Podkayne lives on Mars. She’s going on vacation. Her little brother gets in trouble. That’s about it.
Author: Robert A. Heinlein
Podkayne lives on Mars with her family. When the family’s vacation to earth is derailed by a mistake at the baby-kryo lab, Podkayne suddenly has no trip to earth and three baby siblings to help look after.
That’s when Uncle Tom intervenes and offers to take Pod and her brother Clark to earth himself. Pod sees this trip as an adventure, but she soon realizes that Uncle Tom is keeping secrets and her brother is up to something.
This book isn’t bad, it’s just not great. There are much better Scifi stories out there. This is more of a sci-fi themed coming of age story. Pod learns the world is not a comfortable, safe place for an adventure. People get hurt on adventures.
I don’t usually look into what the author says about their own work but given that this book had a rewritten ending, I decided to look into it. Heinlein said that he wanted Podkayne to learn the importance of adults protecting children.
According to Heinlein the real problem in the story is Pod’s neglectful mother putting her career ahead of her family.
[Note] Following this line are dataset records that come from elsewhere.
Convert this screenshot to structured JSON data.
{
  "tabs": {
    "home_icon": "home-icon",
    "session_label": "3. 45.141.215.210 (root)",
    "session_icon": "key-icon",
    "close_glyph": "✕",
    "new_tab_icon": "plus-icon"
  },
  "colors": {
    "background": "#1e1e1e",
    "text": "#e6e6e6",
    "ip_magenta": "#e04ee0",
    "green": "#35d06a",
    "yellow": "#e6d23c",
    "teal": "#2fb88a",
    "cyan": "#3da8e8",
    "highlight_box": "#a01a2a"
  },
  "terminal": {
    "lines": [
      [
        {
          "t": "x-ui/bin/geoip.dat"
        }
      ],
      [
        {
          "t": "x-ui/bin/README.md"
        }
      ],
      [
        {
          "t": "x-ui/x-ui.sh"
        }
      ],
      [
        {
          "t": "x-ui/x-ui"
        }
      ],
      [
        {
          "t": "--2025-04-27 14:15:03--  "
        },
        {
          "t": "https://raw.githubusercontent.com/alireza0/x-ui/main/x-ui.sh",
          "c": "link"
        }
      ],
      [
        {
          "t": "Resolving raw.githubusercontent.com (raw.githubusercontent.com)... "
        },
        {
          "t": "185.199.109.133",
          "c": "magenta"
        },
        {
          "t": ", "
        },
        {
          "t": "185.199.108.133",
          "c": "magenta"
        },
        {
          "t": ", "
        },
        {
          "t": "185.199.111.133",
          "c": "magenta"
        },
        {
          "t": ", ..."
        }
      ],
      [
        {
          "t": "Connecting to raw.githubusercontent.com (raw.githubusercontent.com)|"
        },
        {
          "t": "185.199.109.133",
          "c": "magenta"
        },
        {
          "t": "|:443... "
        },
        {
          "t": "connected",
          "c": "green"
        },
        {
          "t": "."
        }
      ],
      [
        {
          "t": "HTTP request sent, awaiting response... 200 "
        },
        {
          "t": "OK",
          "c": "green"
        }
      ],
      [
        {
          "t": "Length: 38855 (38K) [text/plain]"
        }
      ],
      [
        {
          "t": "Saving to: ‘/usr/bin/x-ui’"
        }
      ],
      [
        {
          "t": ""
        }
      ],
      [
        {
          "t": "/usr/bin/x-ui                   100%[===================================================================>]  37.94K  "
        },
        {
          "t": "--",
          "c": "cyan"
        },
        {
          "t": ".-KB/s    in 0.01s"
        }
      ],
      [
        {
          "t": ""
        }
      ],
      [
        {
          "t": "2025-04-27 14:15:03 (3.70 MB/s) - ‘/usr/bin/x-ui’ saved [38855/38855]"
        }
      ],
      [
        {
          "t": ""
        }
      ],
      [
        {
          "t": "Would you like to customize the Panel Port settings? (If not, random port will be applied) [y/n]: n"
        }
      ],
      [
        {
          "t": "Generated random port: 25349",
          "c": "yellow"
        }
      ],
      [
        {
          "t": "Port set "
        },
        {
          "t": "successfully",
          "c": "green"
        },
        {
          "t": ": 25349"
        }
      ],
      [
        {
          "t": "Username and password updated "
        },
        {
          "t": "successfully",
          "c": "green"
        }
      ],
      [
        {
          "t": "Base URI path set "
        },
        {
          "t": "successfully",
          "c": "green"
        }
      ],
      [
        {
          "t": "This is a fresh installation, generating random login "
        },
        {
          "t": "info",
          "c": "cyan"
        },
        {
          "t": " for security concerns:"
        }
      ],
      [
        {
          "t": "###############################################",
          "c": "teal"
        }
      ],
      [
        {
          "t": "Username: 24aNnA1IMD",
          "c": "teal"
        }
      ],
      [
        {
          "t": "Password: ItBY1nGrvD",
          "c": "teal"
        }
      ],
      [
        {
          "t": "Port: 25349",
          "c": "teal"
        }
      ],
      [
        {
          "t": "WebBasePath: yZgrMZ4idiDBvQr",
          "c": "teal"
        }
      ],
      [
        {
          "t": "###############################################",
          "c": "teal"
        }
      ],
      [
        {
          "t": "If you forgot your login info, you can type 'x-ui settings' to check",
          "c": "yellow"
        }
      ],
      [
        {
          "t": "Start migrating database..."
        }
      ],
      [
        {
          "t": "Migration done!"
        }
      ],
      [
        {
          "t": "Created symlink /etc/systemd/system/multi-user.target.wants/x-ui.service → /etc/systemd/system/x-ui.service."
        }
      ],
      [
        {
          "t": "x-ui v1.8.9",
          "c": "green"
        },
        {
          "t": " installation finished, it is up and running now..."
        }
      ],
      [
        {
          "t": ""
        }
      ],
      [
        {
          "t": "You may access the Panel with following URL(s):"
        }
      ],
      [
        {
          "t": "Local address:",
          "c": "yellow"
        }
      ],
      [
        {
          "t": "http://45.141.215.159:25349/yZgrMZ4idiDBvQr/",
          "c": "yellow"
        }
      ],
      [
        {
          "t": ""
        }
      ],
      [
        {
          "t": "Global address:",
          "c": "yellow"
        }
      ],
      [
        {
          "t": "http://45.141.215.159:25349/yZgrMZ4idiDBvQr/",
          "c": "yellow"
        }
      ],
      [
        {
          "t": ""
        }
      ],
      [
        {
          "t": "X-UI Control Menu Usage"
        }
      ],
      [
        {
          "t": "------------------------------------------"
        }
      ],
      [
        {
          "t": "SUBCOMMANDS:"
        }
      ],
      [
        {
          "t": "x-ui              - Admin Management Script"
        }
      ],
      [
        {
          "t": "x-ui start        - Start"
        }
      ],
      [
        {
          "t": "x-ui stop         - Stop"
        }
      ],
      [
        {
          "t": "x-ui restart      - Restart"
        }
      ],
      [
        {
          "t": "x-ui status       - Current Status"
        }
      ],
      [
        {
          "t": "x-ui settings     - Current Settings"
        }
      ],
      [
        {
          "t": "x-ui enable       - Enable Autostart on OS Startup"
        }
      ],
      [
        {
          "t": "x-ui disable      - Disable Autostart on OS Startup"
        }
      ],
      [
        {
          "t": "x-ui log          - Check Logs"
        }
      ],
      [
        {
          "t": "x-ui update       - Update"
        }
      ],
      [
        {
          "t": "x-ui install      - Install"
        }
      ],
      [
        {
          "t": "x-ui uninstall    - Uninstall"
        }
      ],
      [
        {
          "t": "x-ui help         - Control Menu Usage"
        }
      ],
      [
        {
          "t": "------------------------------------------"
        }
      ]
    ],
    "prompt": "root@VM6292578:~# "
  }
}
The added epilogue even says as much. This is unfounded.
When the whole kryo-baby drama happens, and the family suddenly has triplets. Pod’s mother cancels her consulting projects and launches into mommy mode. Pod says she even fusses when she is away from the babies for a few minutes. This is clearly a woman who loves her children and sacrifices her career for them. There is no indication that she is neglectful or putting her career first.
I am no fan of daycare, because it is better for a child to have one on one care, but in the book there is even this creepy thing at the kryo-baby place about some parents wanting their babies raised by robots for the first few months so that they don’t have to deal with the midnight feeding stage. How f—-ing creepy that is never addressed, nor does this book explore the complexities of motherhood.
Heilein’s criticism seems to be at the very idea of a mother having a career. According to Heinlein, Pod’s mother is responsible for the mess that Clark gets into because she cares too much about her career to keep her son in line.
While the kids are on Mars, Clark is just a clever prankster. The quint essential annoying little brother character. Since Pod is our narrator I just assumed her insistence on how horrible her brother is was her being a dramatic teenage girl talking about her twelve year old brother.
Clark does get wrapped up in serious trouble, but it’s not under the eye of his mother, it’s under the eye of Uncle Tom. He is the one who let’s Clark run wild, not his mother.
I have mixed feelings about the way that Pod herself is characterized. She fawns over babies a little too much for a teenage girl who dreams of exploration. It ties into Heinlein’s theme of Pod learning to take care of the young, but it’s weird to me.
I must admit that Pod’s dream of being a spaceship captain is well handled. It’s clear that Pod’s dream is to exploring the galaxy, not in commanding a crew. So Pod’s calculation that she could be just as happy exploring the galaxy as a member of a spaceship crew, without the stress and responsibility of being captain is a good one, and I must admit, a very feminine kind of calculation.
I do prefer the original ending (Clark’s last addition to his sister’s diary) It’s much better than the official ending (the letter home) that the publisher made him stick on the end, but even the original ending does not make me like this book.
Podkayne is my least liked Heinlein book.
I first read the book back in HS and always felt that Podkayne brought everything on herself. I read it a second (and final) time when the reedited version came out and found that I prefer RAH’s original ending. It is the more logical conclusion.